Nowadays, FRP-confined steel tubular columns are emerging as advanced hybrid structural members due to their efficient performance under seismic loads. Such types of double-skin tubular columns (DSTCs) usually contain two different tubular systems, the first is the inner steel tube (ST) and the second is outer FRP tube, consisting of a concrete-filled space between them. The main objective of the present investigation is to examine the dynamic response of novel FRP-electronic waste (E-waste) concrete steel tubular columns (FESTCs) having an inner ST, outer glass-FRP tube (GT), and E-waste filled between the two different tubes to propose a sustainable structural column. Five FESTC elements were fabricated and tested under quasi-static loading to examine their dynamic performance under axial compressive and lateral cyclic loadings. The effect of three variables of FESTC samples on their performance was examined in the present study including ST reinforcing ratio, compressive loading ratio, and E-waste replacement ratio.
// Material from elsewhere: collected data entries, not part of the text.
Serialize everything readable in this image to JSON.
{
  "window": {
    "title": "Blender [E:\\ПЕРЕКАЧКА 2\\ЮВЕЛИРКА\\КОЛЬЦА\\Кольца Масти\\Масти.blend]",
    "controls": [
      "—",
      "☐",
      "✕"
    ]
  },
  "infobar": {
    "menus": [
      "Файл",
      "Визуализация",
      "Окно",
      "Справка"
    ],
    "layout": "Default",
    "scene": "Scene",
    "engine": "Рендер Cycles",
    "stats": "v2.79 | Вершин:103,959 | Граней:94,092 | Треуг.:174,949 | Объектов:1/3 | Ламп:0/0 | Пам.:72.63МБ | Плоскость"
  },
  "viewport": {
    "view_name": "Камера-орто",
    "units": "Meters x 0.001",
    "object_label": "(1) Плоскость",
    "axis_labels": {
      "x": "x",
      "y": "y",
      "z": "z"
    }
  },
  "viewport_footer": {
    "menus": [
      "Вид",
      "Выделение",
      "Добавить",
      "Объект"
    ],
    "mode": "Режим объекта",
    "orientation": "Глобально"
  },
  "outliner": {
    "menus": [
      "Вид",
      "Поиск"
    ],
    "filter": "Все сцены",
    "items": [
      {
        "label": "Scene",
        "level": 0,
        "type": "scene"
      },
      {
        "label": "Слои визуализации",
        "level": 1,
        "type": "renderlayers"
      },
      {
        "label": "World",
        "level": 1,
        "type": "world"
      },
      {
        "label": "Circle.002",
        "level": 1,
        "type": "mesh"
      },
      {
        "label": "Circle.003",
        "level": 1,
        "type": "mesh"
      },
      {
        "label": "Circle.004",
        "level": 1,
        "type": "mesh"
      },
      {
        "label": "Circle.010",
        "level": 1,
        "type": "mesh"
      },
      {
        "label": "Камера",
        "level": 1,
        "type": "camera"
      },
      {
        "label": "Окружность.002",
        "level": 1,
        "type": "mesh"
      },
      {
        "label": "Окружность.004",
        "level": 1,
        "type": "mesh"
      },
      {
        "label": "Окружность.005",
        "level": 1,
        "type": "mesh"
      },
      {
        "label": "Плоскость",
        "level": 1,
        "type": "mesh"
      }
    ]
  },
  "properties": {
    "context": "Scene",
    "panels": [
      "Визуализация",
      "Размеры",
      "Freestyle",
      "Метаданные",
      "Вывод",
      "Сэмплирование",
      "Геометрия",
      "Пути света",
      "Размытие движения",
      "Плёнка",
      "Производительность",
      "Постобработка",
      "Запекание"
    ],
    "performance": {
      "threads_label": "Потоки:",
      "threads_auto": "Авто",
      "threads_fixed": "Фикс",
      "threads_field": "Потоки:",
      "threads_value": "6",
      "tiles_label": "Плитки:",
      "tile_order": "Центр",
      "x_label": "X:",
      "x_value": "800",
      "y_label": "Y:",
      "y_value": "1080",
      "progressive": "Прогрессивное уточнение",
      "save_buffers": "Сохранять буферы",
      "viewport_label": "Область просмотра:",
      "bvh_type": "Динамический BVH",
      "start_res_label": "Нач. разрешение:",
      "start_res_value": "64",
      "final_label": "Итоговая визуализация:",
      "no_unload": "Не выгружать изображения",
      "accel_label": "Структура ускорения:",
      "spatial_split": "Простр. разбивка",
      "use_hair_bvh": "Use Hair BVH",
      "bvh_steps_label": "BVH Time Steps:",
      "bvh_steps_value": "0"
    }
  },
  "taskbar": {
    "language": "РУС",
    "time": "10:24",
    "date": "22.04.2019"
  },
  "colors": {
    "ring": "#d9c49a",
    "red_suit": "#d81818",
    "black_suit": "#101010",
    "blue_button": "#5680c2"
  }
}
The hysteretic cycles, strain spreading, ductility, skeleton curves, stiffness behavior, dissipation of energy capacity, damaging behavior, and strength reduction of fabricated samples were evaluated and deliberated. The outcomes of the present study showed that the effect of percentage replacement of E-waste aggregates on the dynamic behavior of FESTCs was low whereas compressive loading ratio portrayed a significant influence. Moreover, the capacities of the dissipation of energy and load-carrying strength of FESTCs elements were greater as compared with DSTCs elements containing natural aggregates.